Fig. 3. PLK-1 phosphorylation of SPD-5 drives PCM assembly in vivo and SPD-5 polymerization in vitro.
(A) plk-1WT (n=9) and plk-1AS (n=13) embryos expressing the PCM marker GFP::γ-tubulin were visualized by fluorescence confocal microscopy (orange dashed line is embryo outline). 10 µM 1-NM-PP1 (PLK-1AS inhibitor) was added to permeabilized embryos prior to mitotic entry (red arrow).
(B) Diagram of phospho-epitopes on SPD-5 and different mutant constructs. Canonical PLK-1 consensus motifs (32, 33) are indicated in red. The arrowheads indicate the phosphorylated residue in each motif. The complete set of phosphorylation sites identified by MS/MS is included in Table S3.
(C) Centrosome size was visualized in embryos expressing RNAi-resistant GFP::SPD-5WT or GFP::SPD-54A. Images are sum intensity projections from z-stacks. Scale bar, 25 µm. See also Fig. S3.

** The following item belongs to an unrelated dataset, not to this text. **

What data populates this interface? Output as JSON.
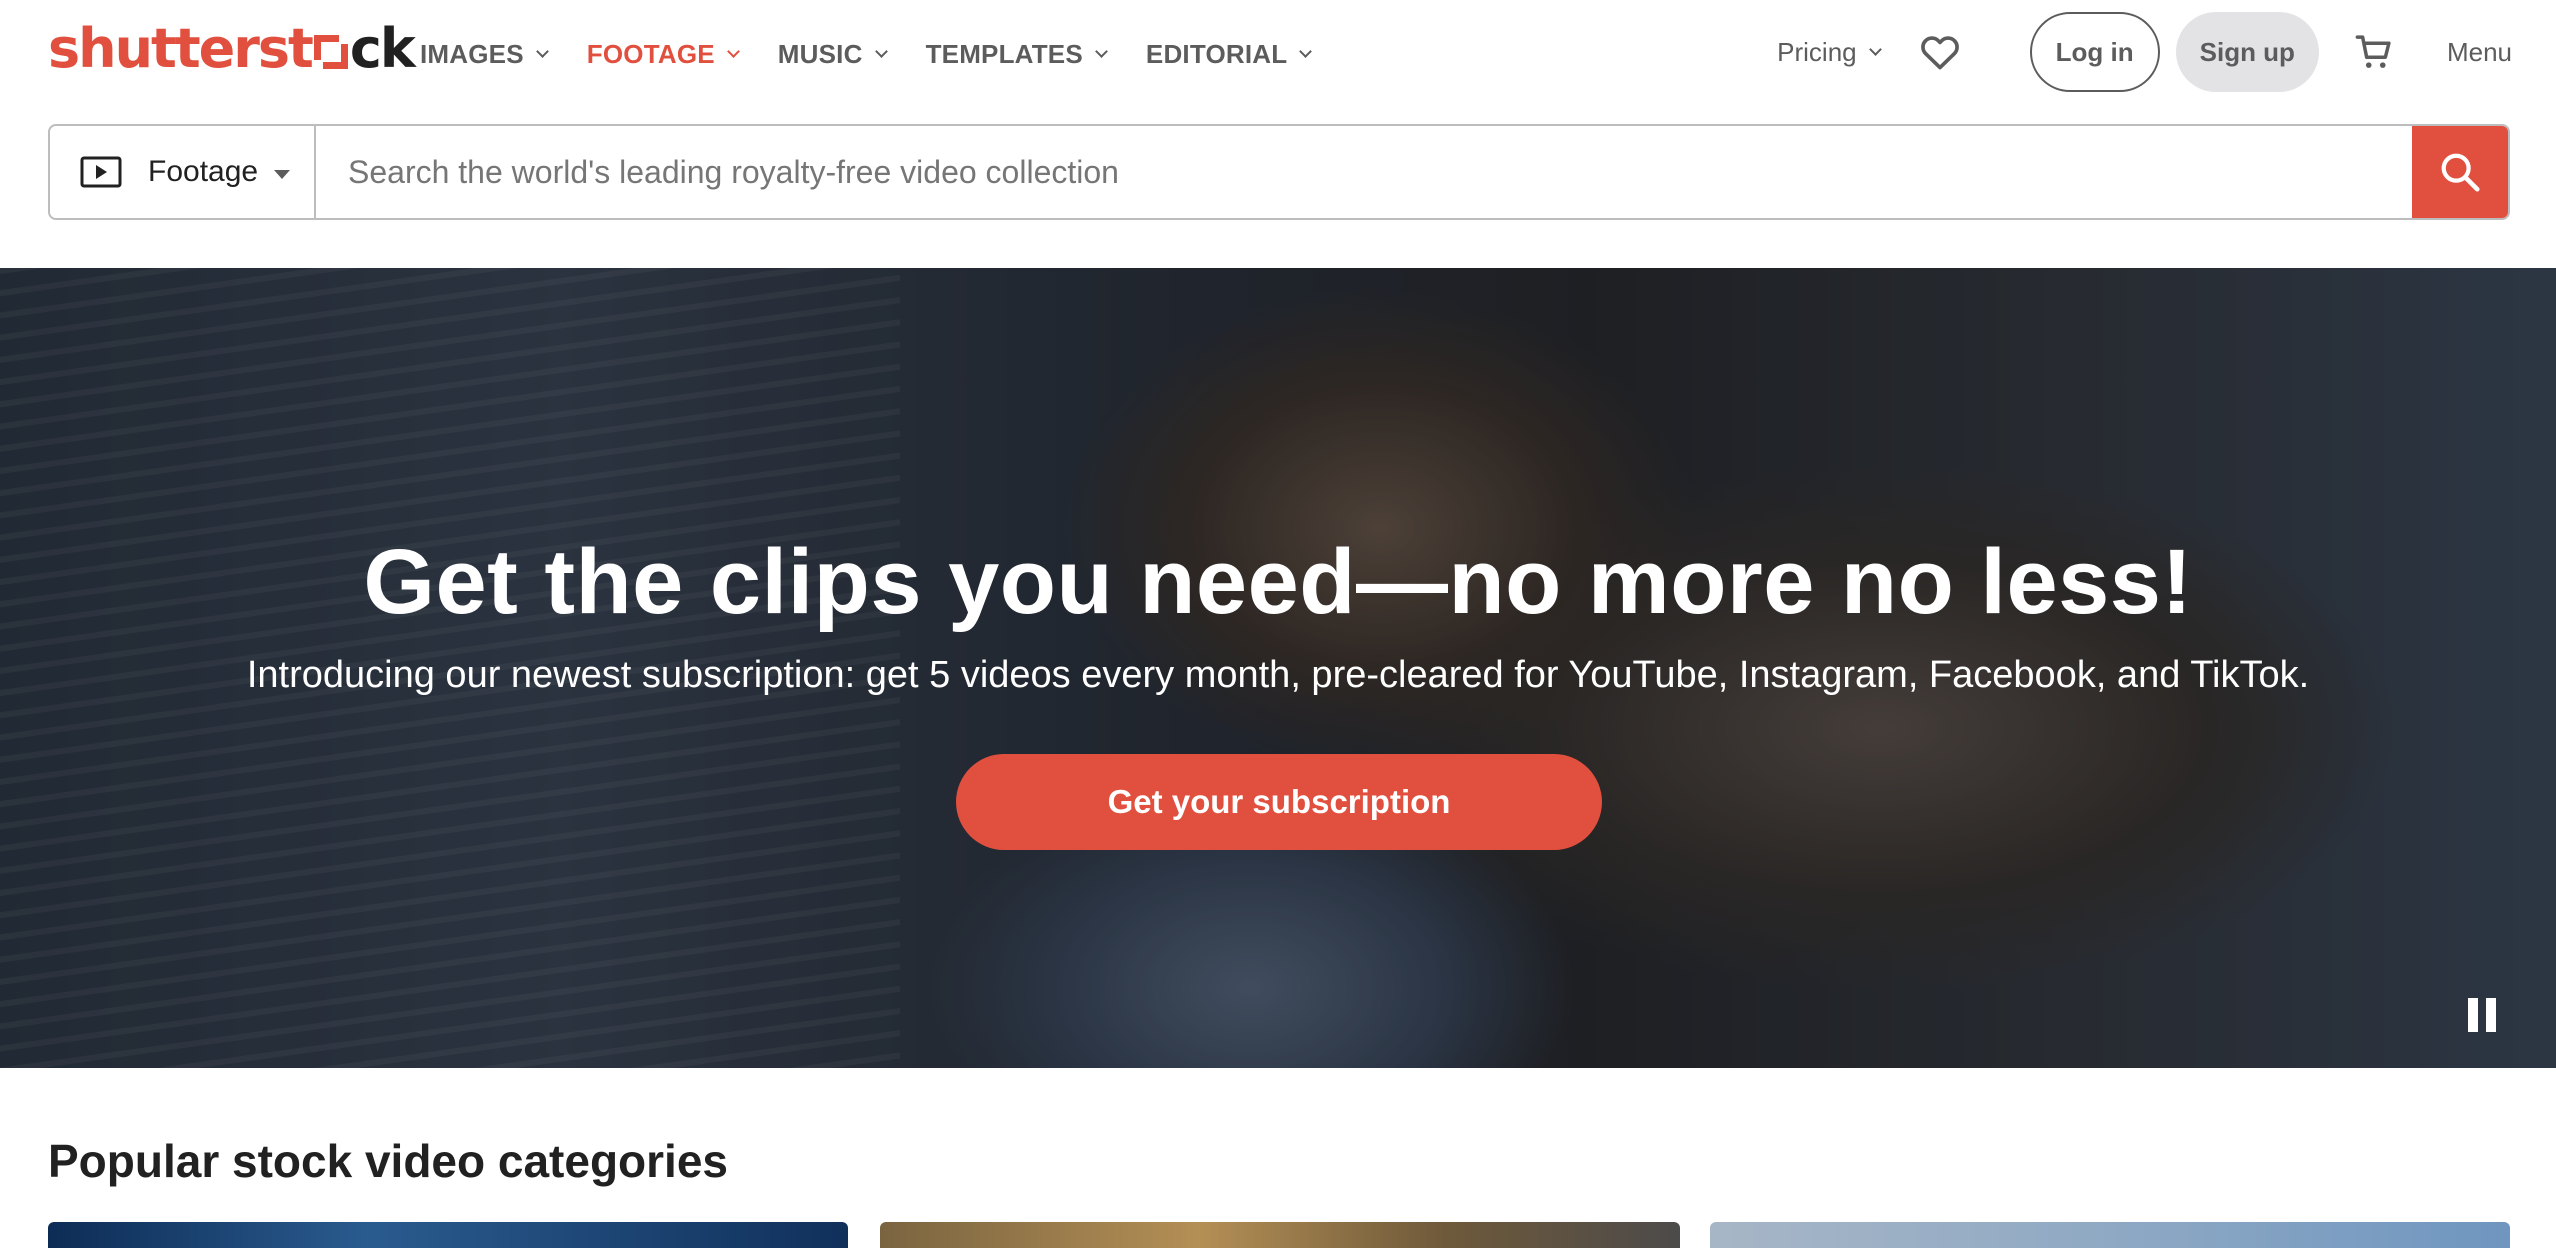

(D) In vitro kinase assay. SPD-5WT::GFP was incubated with buffer alone, PLK-1WT, or a kinase dead version of PLK-1 (PLK-1KD). Phosphorylation at serine 530 was detected by western blot using a phospho-specific antibody.

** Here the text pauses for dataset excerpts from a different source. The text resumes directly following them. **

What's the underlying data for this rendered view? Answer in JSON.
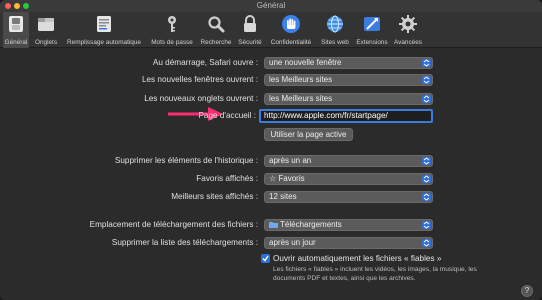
{
  "window": {
    "title": "Général"
  },
  "toolbar": {
    "items": [
      {
        "label": "Général",
        "icon": "general-switch-icon",
        "active": true
      },
      {
        "label": "Onglets",
        "icon": "tabs-icon"
      },
      {
        "label": "Remplissage automatique",
        "icon": "autofill-icon"
      },
      {
        "label": "Mots de passe",
        "icon": "key-icon"
      },
      {
        "label": "Recherche",
        "icon": "magnifier-icon"
      },
      {
        "label": "Sécurité",
        "icon": "padlock-icon"
      },
      {
        "label": "Confidentialité",
        "icon": "hand-icon"
      },
      {
        "label": "Sites web",
        "icon": "globe-icon"
      },
      {
        "label": "Extensions",
        "icon": "extensions-icon"
      },
      {
        "label": "Avancées",
        "icon": "gear-icon"
      }
    ]
  },
  "settings": {
    "startup_label": "Au démarrage, Safari ouvre :",
    "startup_value": "une nouvelle fenêtre",
    "new_windows_label": "Les nouvelles fenêtres ouvrent :",
    "new_windows_value": "les Meilleurs sites",
    "new_tabs_label": "Les nouveaux onglets ouvrent :",
    "new_tabs_value": "les Meilleurs sites",
    "homepage_label": "Page d'accueil :",
    "homepage_value": "http://www.apple.com/fr/startpage/",
    "use_current_page": "Utiliser la page active",
    "history_label": "Supprimer les éléments de l'historique :",
    "history_value": "après un an",
    "favorites_label": "Favoris affichés :",
    "favorites_value": "☆ Favoris",
    "top_sites_label": "Meilleurs sites affichés :",
    "top_sites_value": "12 sites",
    "download_location_label": "Emplacement de téléchargement des fichiers :",
    "download_location_value": "Téléchargements",
    "download_clear_label": "Supprimer la liste des téléchargements :",
    "download_clear_value": "après un jour",
    "open_safe_label": "Ouvrir automatiquement les fichiers « fiables »",
    "open_safe_checked": true,
    "open_safe_note": "Les fichiers « fiables » incluent les vidéos, les images, la musique, les documents PDF et textes, ainsi que les archives."
  },
  "help": {
    "label": "?"
  },
  "colors": {
    "accent": "#2f6fdc",
    "arrow": "#ff2d6f"
  }
}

(E) Kinetics of 6.25 nM SPD-5WT::GFP network formation in vitro. Values represent mean with 95% confidence intervals (n= 8–14).
(F) Representative images of SPD-5::GFP networks from (E). Scale bar, 25 µm.
(G) A phosphomitetic version of SPD-5 (SPD-54E::GFP) already formed networks at t = 0 min, bypassing the need for incubation at room temperature. Scale bar, 25 µm.